The Company has one Convertible Note with a balance outstanding of $250 as of March 31, 2020. Transaction costs related to the issuance of the Convertible Note were immaterial. Interest expense related to the Convertible Note for the three months ended March 31, 2020 was immaterial and interest payable as of March 31, 2020 and December 31, 2019 was immaterial.
Promissory Notes
In 2019, the Company’s board of directors authorized the issuance of $20,000 of promissory notes (the “Notes”), which may be paid by investors in the form of cash or, in the Company’s sole discretion, cryptocurrency, such as Bitcoin or Ethereum. The Notes will be sold in reliance on an exemption from registration. The Company may prepay the Notes at any time without penalty. The Company may not issue Notes under the Purchase Agreement in excess of $20,000, in the aggregate, unless otherwise agreed by the holders of a majority in interest of the principal outstanding under the Notes.
The Notes bear ordinary interest at a rate of 10% per annum. Interest under the Notes is payable monthly beginning on November 30, 2019. During the term of the Notes, the Company will maintain a restricted bank account with a minimum balance of one year of interest payments on the aggregate principal balance of all Notes, which will be available for use exclusively to satisfy any payments owed by the Company under the Notes. The principal and unpaid accrued interest on the Notes will be due and payable on demand by the majority Note holders on or after the date that is 60 months following November 15, 2019. If an event of default occurs under the Notes, the majority Note holders may cause all principal and unpaid interest under the Notes to become immediately due and payable. In such event, the Notes will thereafter accrue interest at a rate of 12% per annum. Upon agreement between the Company and any senior creditor, the Notes will be subject to subordination in the right of payment to all current and future indebtedness or obligations of the Company for borrowed money to banks, commercial finance lenders, and other institutions regularly engaged in the business of lending money, or for factoring arrangements to parties providing such factoring.

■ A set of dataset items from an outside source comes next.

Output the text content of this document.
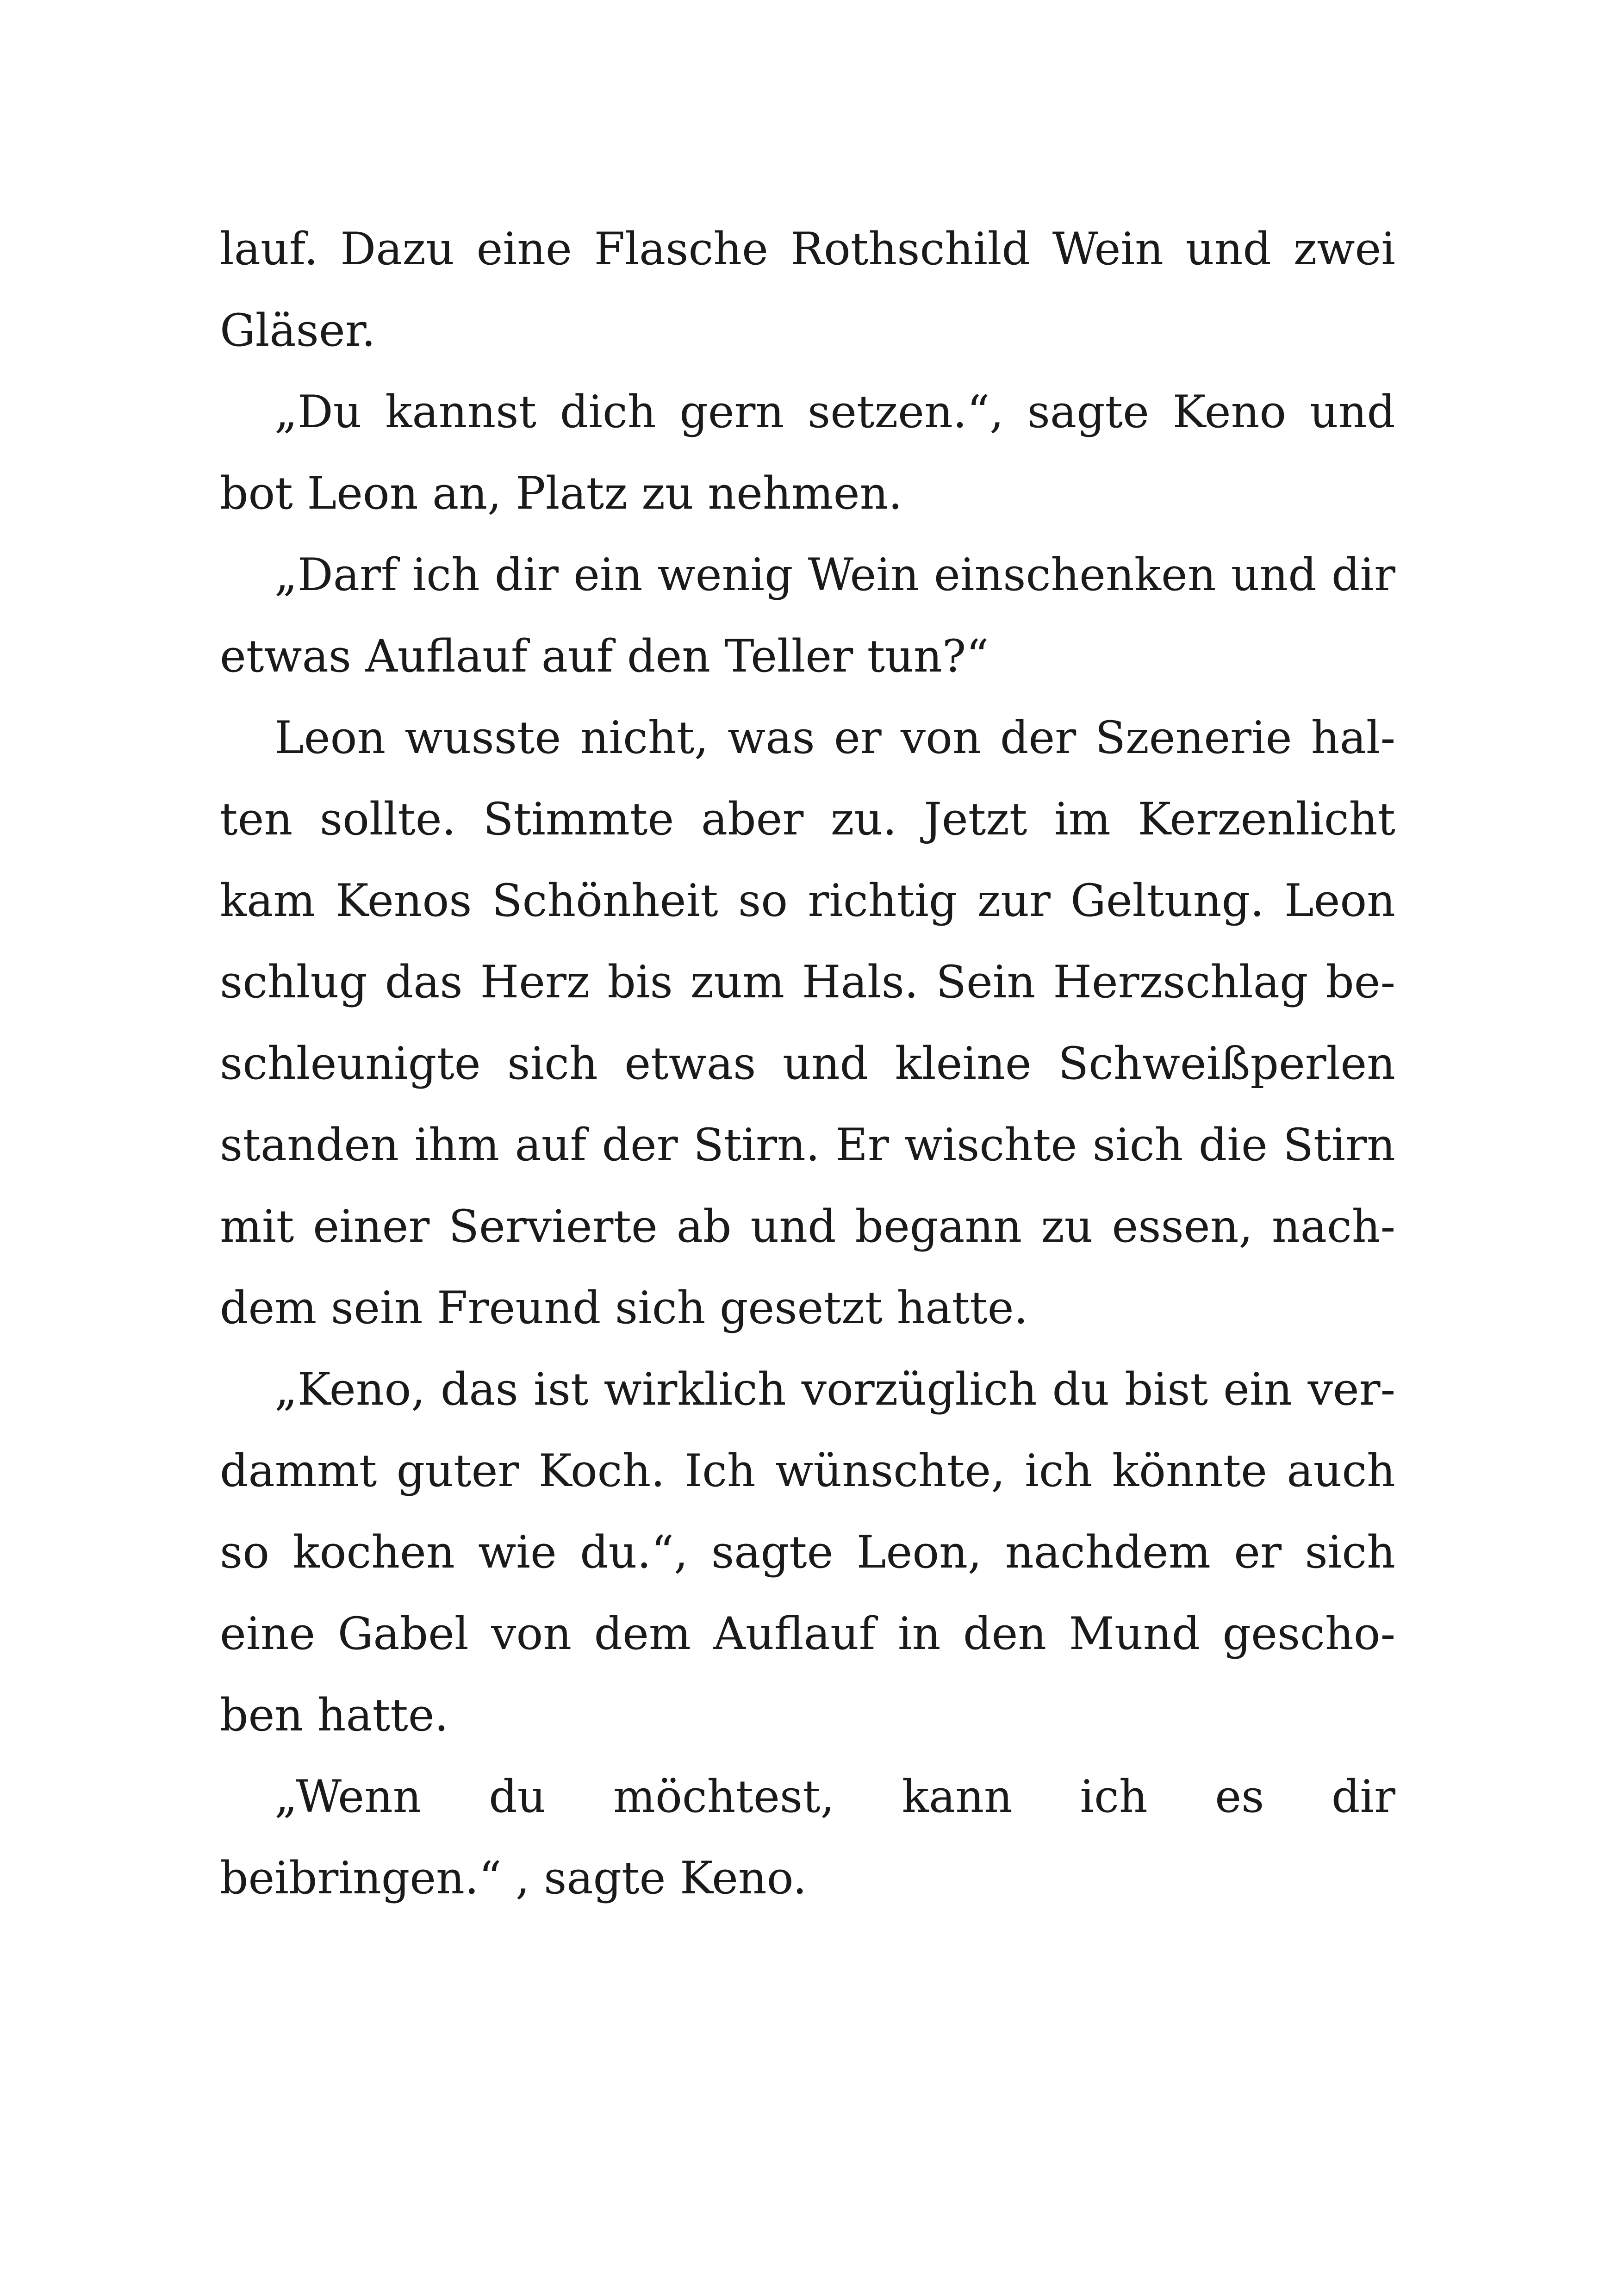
lauf. Dazu eine Flasche Rothschild Wein und zwei
Gläser.
„Du kannst dich gern setzen.“, sagte Keno und
bot Leon an, Platz zu nehmen.
„Darf ich dir ein wenig Wein einschenken und dir
etwas Auflauf auf den Teller tun?“
Leon wusste nicht, was er von der Szenerie hal-
ten sollte. Stimmte aber zu. Jetzt im Kerzenlicht
kam Kenos Schönheit so richtig zur Geltung. Leon
schlug das Herz bis zum Hals. Sein Herzschlag be-
schleunigte sich etwas und kleine Schweißperlen
standen ihm auf der Stirn. Er wischte sich die Stirn
mit einer Servierte ab und begann zu essen, nach-
dem sein Freund sich gesetzt hatte.
„Keno, das ist wirklich vorzüglich du bist ein ver-
dammt guter Koch. Ich wünschte, ich könnte auch
so kochen wie du.“, sagte Leon, nachdem er sich
eine Gabel von dem Auflauf in den Mund gescho-
ben hatte.
„Wenn du möchtest, kann ich es dir
beibringen.“ , sagte Keno.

During 2019, the Company issued a Note in the principal amount of $195, in exchange for cash consideration, to Cane Capital, LLC, an entity owned in part by Alan S. Knitowski, the Company’s Chief Executive Officer and a member of its board of directors.
The Notes have a balance outstanding of $905 as of March 31, 2020. Transaction costs related to the issuance of the Notes were immaterial. Interest expense related to the Notes for the three months ended March 31, 2020 was immaterial and interest payable as of March 31, 2020 and December 31, 2019 was immaterial.